I searching for a while to find the issue in my home network what is limitating the throughput.
But now its clear. Its Surricata.
My Setup is a SuperMicro Board with C2750.
If I enable Surricata with IPS I can only get 100mbit throughput, but if I disable it, I am near 1 Gig (Arround 780mbit).
So what can I do to optimize the throughput?
My current setup looks like this:
[X] Disable hardware checksum offload
[X] Disable hardware TCP segmentation offload
[X] Disable hardware large receive offload
Disable VLAN Hardware Filtering.
I have only one interface for my local network with 10 VLANs.
IPS-Settings:
Interfaces: LAN, WAN (thats my physical interfaces)

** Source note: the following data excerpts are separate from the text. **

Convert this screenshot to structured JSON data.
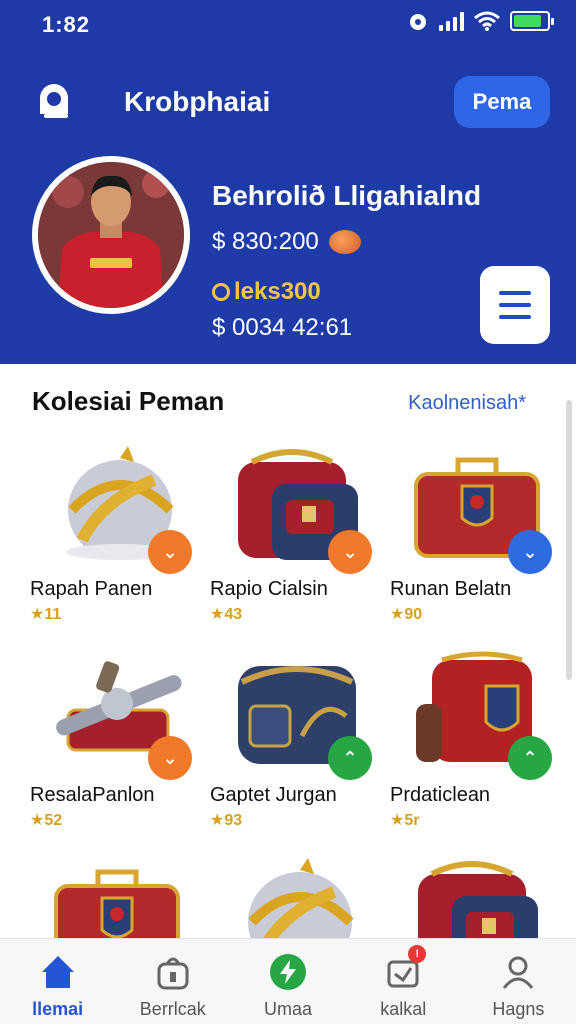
{
  "status_bar": {
    "time": "1:82"
  },
  "header": {
    "app_title": "Krobphaiai",
    "action_label": "Pema"
  },
  "profile": {
    "name": "Behrolið Lligahialnd",
    "balance": "$ 830:200",
    "points": "leks300",
    "secondary_balance": "$ 0034 42:61"
  },
  "collection": {
    "title": "Kolesiai Peman",
    "link": "Kaolnenisah*",
    "items": [
      {
        "name": "Rapah Panen",
        "price": "★11",
        "type": "helmet",
        "badge": "orange"
      },
      {
        "name": "Rapio Cialsin",
        "price": "★43",
        "type": "backpack",
        "badge": "orange"
      },
      {
        "name": "Runan Belatn",
        "price": "★90",
        "type": "suitcase",
        "badge": "blue"
      },
      {
        "name": "ResalaPanlon",
        "price": "★52",
        "type": "cannon",
        "badge": "orange"
      },
      {
        "name": "Gaptet Jurgan",
        "price": "★93",
        "type": "bag",
        "badge": "green"
      },
      {
        "name": "Prdaticlean",
        "price": "★5r",
        "type": "pack",
        "badge": "green"
      },
      {
        "name": "",
        "price": "",
        "type": "suitcase",
        "badge": ""
      },
      {
        "name": "",
        "price": "",
        "type": "helmet",
        "badge": ""
      },
      {
        "name": "",
        "price": "",
        "type": "backpack",
        "badge": ""
      }
    ]
  },
  "nav": [
    {
      "label": "llemai",
      "icon": "home-icon",
      "active": true
    },
    {
      "label": "Berrlcak",
      "icon": "bag-icon",
      "active": false
    },
    {
      "label": "Umaa",
      "icon": "bolt-icon",
      "active": false
    },
    {
      "label": "kalkal",
      "icon": "inbox-icon",
      "active": false,
      "badge": "!"
    },
    {
      "label": "Hagns",
      "icon": "user-icon",
      "active": false
    }
  ],
  "colors": {
    "header_bg": "#1e3aa6",
    "accent": "#2f66e8",
    "badge_orange": "#f07a2a",
    "badge_blue": "#2d6be0",
    "badge_green": "#27a744",
    "price_gold": "#d9a11a"
  }
}
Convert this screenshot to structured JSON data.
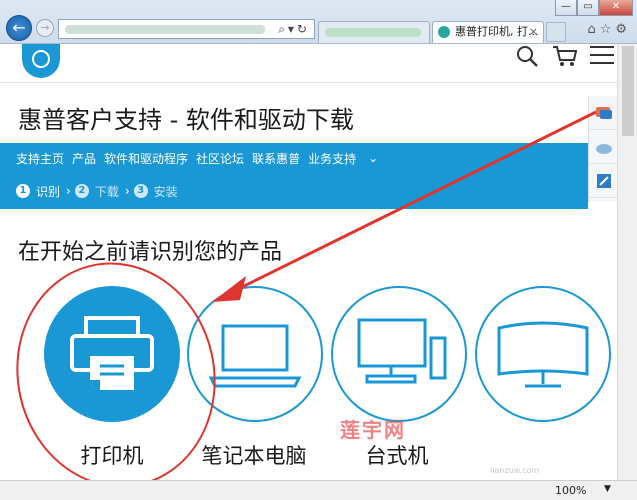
{
  "browser": {
    "tabs": [
      {
        "label": ""
      },
      {
        "label": "惠普打印机, 打..."
      }
    ],
    "window_buttons": [
      "—",
      "▭",
      "✕"
    ]
  },
  "page": {
    "title": "惠普客户支持 - 软件和驱动下载",
    "nav": [
      "支持主页",
      "产品",
      "软件和驱动程序",
      "社区论坛",
      "联系惠普",
      "业务支持"
    ],
    "steps": [
      {
        "num": "1",
        "label": "识别"
      },
      {
        "num": "2",
        "label": "下载"
      },
      {
        "num": "3",
        "label": "安装"
      }
    ],
    "identify_heading": "在开始之前请识别您的产品",
    "categories": [
      {
        "label": "打印机",
        "icon": "printer-icon"
      },
      {
        "label": "笔记本电脑",
        "icon": "laptop-icon"
      },
      {
        "label": "台式机",
        "icon": "desktop-icon"
      },
      {
        "label": "",
        "icon": "monitor-icon"
      }
    ]
  },
  "watermark": "莲宇网",
  "watermark_url": "lianzuw.com",
  "status": {
    "zoom": "100%"
  },
  "colors": {
    "accent": "#1a98d5",
    "annotation": "#e0342f"
  }
}
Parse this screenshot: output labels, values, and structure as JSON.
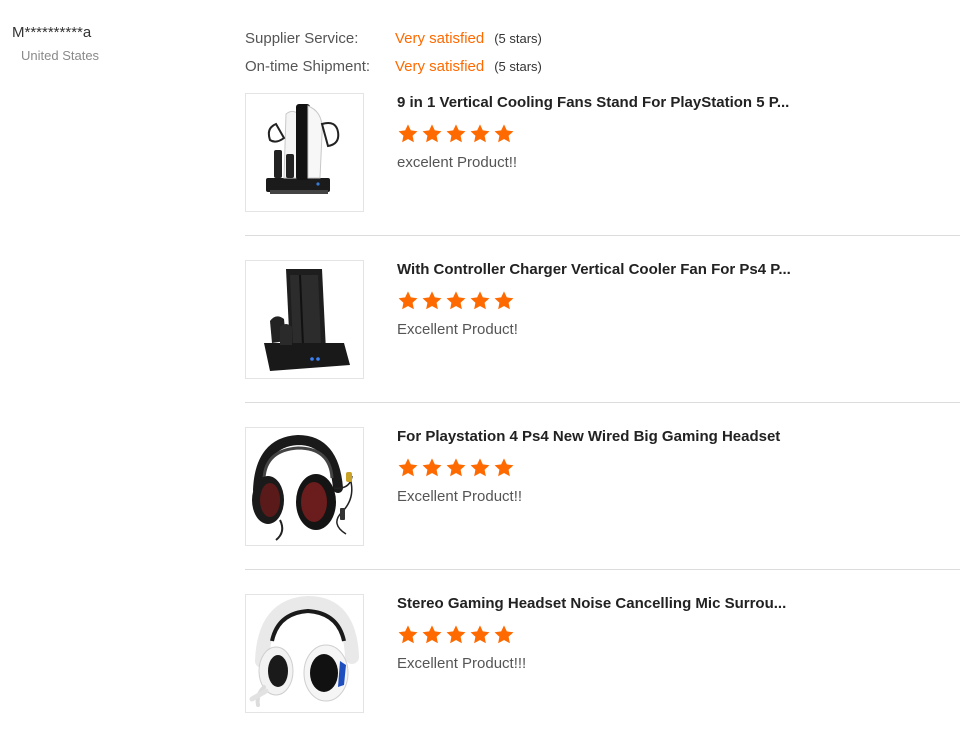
{
  "buyer": {
    "name": "M**********a",
    "country": "United States"
  },
  "ratings": [
    {
      "label": "Supplier Service:",
      "value": "Very satisfied",
      "stars": "(5 stars)"
    },
    {
      "label": "On-time Shipment:",
      "value": "Very satisfied",
      "stars": "(5 stars)"
    }
  ],
  "colors": {
    "accent": "#ff6a00",
    "divider": "#dcdcdc"
  },
  "reviews": [
    {
      "title": "9 in 1 Vertical Cooling Fans Stand For PlayStation 5 P...",
      "rating": 5,
      "comment": "excelent Product!!",
      "image_icon": "ps5-cooling-stand-image"
    },
    {
      "title": "With Controller Charger Vertical Cooler Fan For Ps4 P...",
      "rating": 5,
      "comment": "Excellent Product!",
      "image_icon": "ps4-cooling-stand-image"
    },
    {
      "title": "For Playstation 4 Ps4 New Wired Big Gaming Headset",
      "rating": 5,
      "comment": "Excellent Product!!",
      "image_icon": "black-red-headset-image"
    },
    {
      "title": "Stereo Gaming Headset Noise Cancelling Mic Surrou...",
      "rating": 5,
      "comment": "Excellent Product!!!",
      "image_icon": "white-blue-headset-image"
    }
  ]
}
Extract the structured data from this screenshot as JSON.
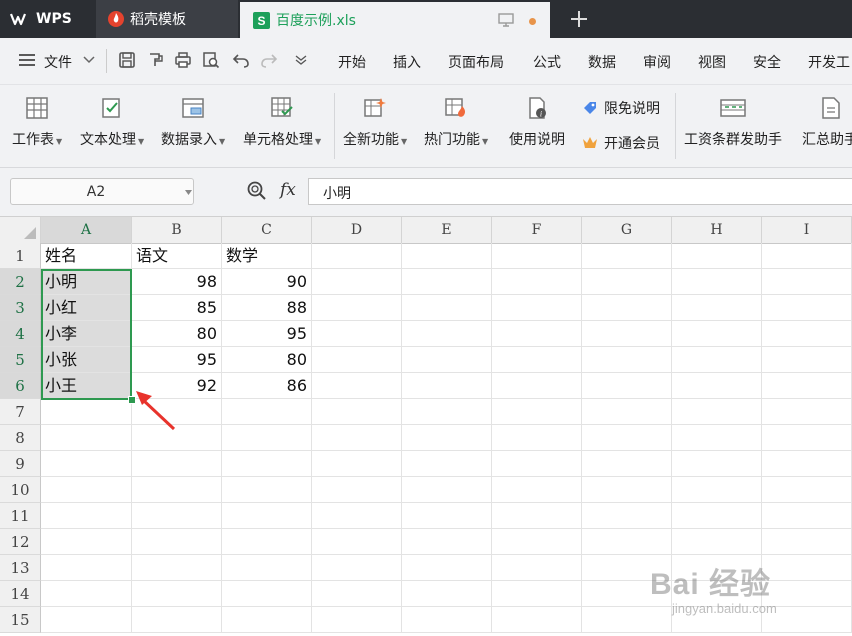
{
  "titlebar": {
    "tabs": [
      {
        "label": "WPS"
      },
      {
        "label": "稻壳模板"
      },
      {
        "label": "百度示例.xls"
      }
    ],
    "colors": {
      "bg": "#2b2e33",
      "accent_green": "#1da05a",
      "dot": "#e8944a"
    }
  },
  "menubar": {
    "file_label": "文件",
    "items": [
      "开始",
      "插入",
      "页面布局",
      "公式",
      "数据",
      "审阅",
      "视图",
      "安全",
      "开发工"
    ]
  },
  "ribbon": {
    "buttons": [
      {
        "label": "工作表",
        "icon": "worksheet-icon"
      },
      {
        "label": "文本处理",
        "icon": "text-process-icon"
      },
      {
        "label": "数据录入",
        "icon": "data-entry-icon"
      },
      {
        "label": "单元格处理",
        "icon": "cell-process-icon"
      },
      {
        "label": "全新功能",
        "icon": "new-feature-icon"
      },
      {
        "label": "热门功能",
        "icon": "hot-feature-icon"
      },
      {
        "label": "使用说明",
        "icon": "manual-icon"
      }
    ],
    "limited_free": "限免说明",
    "member": "开通会员",
    "salary_helper": "工资条群发助手",
    "summary_helper": "汇总助手"
  },
  "formula_bar": {
    "name_box": "A2",
    "fx": "fx",
    "value": "小明"
  },
  "sheet": {
    "columns": [
      "A",
      "B",
      "C",
      "D",
      "E",
      "F",
      "G",
      "H",
      "I"
    ],
    "rows": [
      "1",
      "2",
      "3",
      "4",
      "5",
      "6",
      "7",
      "8",
      "9",
      "10",
      "11",
      "12",
      "13",
      "14",
      "15"
    ],
    "data": [
      [
        "姓名",
        "语文",
        "数学"
      ],
      [
        "小明",
        "98",
        "90"
      ],
      [
        "小红",
        "85",
        "88"
      ],
      [
        "小李",
        "80",
        "95"
      ],
      [
        "小张",
        "95",
        "80"
      ],
      [
        "小王",
        "92",
        "86"
      ]
    ],
    "selection": "A2:A6"
  },
  "watermark": {
    "line1": "Bai 经验",
    "line2": "jingyan.baidu.com"
  }
}
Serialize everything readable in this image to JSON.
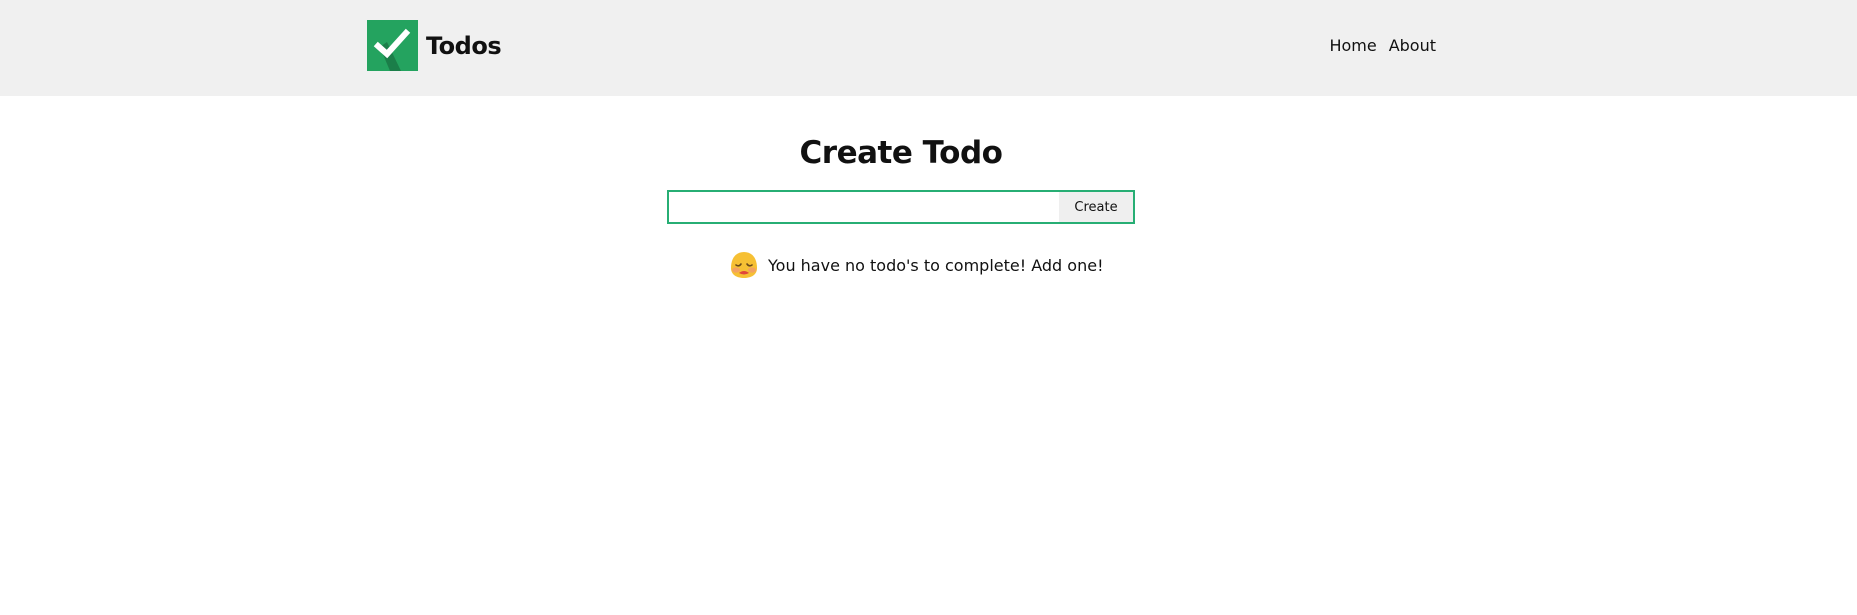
{
  "header": {
    "brand_title": "Todos",
    "logo_icon": "checkmark-icon",
    "brand_color": "#24a35f",
    "nav_links": [
      {
        "label": "Home"
      },
      {
        "label": "About"
      }
    ]
  },
  "main": {
    "heading": "Create Todo",
    "todo_input": {
      "value": "",
      "placeholder": ""
    },
    "create_button_label": "Create",
    "accent_color": "#27ae74",
    "empty_state": {
      "icon": "sad-face-icon",
      "message": "You have no todo's to complete! Add one!"
    }
  }
}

Pattern matcher: Hyperscan
Promiscuous mode: "not checked"
Home networks: LAN-Adresses, WAN-Adress
Thanks for your help!
kind regards
Home-Network WAN Address is probably wrong.
Are you sure?
Thats the guide from this forum, and as expected many use this setup.
Just for information, I restartet suricata and get now 80 MB/s whats better then before.
And I found something interessting in the log:
"Out of memory" or something like that, I didn't have it in the log anymore.
What is this?
The memory consumation is minimal of my opnsense instanz.